The ambassador painted grim picture of Afghan arms spillover, saying sophisticated rifles, ammunition, and military-grade equipment have been either abandoned or trafficked through black markets. He cautioned that “unmarked, unregistered, and untraceable weapons” are now empowering non-state armed groups, terrorist networks, and criminal gangs, eroding stability across South and Central Asia.
The world faces an even darker challenge: the rise of AI-driven weapons, drone warfare, 3D-printed firearms, and cryptocurrency-funded arms deals. “These emerging technologies,” he warned, “are rewriting the rules of conflict and making illicit arms control exponentially harder.”

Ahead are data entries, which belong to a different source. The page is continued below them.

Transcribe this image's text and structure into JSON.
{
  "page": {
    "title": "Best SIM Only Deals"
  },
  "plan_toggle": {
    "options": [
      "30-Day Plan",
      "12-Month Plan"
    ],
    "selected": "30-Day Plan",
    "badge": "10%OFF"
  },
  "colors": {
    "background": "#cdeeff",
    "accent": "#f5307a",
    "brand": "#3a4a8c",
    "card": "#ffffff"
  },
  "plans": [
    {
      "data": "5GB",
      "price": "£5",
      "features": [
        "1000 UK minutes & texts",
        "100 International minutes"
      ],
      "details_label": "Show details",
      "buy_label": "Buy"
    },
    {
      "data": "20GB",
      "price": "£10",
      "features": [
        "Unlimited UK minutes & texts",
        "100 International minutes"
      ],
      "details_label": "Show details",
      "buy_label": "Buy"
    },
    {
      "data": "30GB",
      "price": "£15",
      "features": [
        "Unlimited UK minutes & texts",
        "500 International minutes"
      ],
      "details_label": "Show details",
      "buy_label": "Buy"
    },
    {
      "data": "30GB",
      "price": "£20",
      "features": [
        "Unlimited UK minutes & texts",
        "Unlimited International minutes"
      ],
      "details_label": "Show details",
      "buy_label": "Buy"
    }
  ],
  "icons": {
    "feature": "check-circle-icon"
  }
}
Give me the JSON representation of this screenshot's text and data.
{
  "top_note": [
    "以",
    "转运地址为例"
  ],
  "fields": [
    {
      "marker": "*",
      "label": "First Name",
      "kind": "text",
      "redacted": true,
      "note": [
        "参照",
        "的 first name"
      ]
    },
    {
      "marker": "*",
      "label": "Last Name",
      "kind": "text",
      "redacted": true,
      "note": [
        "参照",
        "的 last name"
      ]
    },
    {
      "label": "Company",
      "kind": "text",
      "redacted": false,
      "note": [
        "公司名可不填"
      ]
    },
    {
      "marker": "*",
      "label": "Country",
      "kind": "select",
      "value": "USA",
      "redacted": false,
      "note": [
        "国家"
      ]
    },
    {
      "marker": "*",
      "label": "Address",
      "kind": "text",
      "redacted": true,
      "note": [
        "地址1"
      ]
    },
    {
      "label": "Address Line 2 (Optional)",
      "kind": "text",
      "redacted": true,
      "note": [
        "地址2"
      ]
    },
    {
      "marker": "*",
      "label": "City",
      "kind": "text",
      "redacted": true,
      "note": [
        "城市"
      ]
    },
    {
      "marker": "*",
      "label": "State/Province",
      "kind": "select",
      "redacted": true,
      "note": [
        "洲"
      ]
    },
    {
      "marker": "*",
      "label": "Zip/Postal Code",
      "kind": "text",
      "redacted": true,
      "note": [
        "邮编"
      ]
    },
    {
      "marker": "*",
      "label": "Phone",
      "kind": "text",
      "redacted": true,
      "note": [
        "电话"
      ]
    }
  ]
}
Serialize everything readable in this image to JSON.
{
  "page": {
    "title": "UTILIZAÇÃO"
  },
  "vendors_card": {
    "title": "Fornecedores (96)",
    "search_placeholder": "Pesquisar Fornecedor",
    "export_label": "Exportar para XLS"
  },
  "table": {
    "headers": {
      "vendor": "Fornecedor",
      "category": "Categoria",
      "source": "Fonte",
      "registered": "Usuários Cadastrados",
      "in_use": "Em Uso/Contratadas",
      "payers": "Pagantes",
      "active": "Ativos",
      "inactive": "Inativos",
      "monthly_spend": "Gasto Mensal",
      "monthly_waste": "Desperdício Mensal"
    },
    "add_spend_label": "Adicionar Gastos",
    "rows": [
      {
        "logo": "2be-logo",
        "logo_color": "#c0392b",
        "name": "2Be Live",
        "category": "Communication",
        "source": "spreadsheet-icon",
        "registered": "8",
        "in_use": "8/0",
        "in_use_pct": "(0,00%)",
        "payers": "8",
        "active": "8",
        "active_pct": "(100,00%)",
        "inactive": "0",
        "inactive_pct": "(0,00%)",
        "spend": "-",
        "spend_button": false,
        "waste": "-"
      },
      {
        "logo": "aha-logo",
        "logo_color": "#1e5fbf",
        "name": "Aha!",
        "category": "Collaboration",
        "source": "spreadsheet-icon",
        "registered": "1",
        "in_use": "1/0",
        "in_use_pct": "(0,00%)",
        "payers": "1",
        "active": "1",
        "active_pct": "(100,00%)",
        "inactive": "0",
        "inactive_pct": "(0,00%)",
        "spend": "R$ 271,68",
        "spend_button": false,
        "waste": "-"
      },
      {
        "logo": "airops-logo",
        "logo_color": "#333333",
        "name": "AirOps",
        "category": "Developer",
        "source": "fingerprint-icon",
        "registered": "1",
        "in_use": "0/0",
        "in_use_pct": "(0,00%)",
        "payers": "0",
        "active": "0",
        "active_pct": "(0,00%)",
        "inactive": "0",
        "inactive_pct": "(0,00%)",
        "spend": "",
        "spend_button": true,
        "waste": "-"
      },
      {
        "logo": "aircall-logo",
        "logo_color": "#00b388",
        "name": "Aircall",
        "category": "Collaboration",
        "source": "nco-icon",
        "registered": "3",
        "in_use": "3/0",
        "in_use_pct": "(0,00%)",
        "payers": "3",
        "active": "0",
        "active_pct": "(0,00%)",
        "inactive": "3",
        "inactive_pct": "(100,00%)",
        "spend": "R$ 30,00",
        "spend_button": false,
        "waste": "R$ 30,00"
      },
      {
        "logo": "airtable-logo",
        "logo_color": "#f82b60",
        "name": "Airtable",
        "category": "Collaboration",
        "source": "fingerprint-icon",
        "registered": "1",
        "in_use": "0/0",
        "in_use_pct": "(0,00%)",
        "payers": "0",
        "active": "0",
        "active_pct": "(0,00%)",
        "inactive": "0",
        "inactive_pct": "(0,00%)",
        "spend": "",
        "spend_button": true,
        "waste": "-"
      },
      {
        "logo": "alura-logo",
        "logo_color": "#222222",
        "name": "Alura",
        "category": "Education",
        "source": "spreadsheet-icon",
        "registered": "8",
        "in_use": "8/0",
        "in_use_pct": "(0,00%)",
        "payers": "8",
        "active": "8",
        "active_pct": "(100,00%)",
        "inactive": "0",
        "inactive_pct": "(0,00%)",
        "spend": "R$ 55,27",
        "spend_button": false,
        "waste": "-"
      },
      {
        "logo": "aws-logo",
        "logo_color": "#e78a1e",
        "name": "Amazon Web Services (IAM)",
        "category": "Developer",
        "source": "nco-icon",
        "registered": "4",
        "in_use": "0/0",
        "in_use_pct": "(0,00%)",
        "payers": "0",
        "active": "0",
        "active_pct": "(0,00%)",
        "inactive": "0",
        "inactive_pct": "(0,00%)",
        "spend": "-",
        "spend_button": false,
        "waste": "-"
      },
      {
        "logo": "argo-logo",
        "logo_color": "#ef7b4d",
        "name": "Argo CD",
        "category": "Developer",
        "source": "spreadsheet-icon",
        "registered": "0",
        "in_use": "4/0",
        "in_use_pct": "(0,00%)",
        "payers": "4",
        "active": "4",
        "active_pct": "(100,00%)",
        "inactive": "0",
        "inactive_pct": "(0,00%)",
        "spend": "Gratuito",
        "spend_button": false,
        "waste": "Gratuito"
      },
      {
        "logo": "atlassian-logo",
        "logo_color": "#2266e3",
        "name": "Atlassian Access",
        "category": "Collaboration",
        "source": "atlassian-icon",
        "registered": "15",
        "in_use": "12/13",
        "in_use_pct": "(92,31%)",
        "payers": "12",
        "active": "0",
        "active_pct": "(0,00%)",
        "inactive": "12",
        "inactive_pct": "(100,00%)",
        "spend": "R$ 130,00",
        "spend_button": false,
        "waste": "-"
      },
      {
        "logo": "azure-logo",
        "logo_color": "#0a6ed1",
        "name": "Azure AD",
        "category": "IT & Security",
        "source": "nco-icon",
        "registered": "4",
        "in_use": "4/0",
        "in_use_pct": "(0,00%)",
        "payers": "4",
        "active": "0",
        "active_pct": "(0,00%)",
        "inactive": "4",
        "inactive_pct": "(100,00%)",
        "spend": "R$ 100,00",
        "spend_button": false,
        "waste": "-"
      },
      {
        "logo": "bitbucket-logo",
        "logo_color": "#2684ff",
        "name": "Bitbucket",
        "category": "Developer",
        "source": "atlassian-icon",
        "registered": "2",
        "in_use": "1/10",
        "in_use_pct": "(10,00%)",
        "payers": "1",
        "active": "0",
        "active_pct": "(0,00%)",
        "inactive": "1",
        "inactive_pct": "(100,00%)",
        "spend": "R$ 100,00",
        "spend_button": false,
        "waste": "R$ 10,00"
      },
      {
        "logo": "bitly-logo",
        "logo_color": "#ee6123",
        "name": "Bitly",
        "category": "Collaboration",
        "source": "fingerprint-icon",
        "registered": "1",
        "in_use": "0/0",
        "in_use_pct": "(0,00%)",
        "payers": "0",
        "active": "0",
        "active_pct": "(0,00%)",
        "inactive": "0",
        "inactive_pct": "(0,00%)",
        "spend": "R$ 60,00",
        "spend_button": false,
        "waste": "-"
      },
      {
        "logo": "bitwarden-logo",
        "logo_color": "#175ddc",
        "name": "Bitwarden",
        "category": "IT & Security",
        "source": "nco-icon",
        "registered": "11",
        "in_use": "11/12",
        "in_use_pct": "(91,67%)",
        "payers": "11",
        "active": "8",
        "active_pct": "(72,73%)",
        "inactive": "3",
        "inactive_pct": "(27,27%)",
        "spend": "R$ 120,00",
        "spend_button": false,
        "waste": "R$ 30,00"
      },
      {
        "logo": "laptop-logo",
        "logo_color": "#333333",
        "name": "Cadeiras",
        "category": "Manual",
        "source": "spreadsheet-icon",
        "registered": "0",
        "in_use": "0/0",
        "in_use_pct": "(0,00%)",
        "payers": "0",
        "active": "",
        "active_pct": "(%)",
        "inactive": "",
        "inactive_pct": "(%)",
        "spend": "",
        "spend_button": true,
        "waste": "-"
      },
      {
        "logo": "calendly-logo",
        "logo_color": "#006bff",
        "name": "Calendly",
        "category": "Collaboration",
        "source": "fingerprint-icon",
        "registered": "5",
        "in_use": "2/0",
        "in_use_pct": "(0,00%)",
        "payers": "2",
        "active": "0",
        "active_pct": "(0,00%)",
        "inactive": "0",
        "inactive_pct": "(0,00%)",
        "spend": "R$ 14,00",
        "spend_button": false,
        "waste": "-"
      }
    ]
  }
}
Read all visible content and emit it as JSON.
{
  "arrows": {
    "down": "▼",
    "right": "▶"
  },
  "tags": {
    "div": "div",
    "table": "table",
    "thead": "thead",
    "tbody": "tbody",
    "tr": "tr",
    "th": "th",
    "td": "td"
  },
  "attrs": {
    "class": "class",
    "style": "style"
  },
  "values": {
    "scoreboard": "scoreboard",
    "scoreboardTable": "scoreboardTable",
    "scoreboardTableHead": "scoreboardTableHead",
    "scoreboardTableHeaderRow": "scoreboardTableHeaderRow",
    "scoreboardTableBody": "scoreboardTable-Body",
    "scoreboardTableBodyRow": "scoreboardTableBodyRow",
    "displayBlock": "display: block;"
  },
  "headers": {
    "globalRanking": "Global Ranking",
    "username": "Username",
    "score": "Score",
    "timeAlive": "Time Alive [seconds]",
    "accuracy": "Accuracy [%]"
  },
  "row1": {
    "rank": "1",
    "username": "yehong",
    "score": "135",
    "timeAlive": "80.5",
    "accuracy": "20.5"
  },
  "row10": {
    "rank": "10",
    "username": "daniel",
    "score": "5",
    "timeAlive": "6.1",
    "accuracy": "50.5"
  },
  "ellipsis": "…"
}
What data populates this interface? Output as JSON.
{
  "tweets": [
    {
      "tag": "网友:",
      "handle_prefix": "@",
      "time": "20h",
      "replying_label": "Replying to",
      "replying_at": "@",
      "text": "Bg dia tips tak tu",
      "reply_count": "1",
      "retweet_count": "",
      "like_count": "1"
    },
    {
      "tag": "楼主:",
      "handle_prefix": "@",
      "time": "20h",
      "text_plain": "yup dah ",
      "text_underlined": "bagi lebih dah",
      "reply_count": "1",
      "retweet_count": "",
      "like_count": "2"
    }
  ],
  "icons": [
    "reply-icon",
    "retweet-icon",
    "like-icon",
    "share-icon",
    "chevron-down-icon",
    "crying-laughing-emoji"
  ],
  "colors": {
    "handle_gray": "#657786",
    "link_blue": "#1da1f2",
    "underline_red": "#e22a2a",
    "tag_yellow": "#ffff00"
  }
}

Pakistan urged UN to act fast and called on the Afghan authorities to fulfill their obligations under international law. Iftikhar pressed for the full implementation of the UN Programme of Action on Small Arms, calling it “the only viable roadmap” to restore control before the situation spirals out of hand.
Switching focus to global peace operations, the ambassador reminded the Security Council of Pakistan’s unmatched legacy in UN peacekeeping, describing it as a “sacred trust” that must be protected from political and financial decay.
The ambassador urged deeper cooperation under Chapter VIII of the UN Charter and Resolution 2719, insisting that technology must enhance not replace the human role in peacekeeping. “The world cannot outsource peace to machines,” he stressed.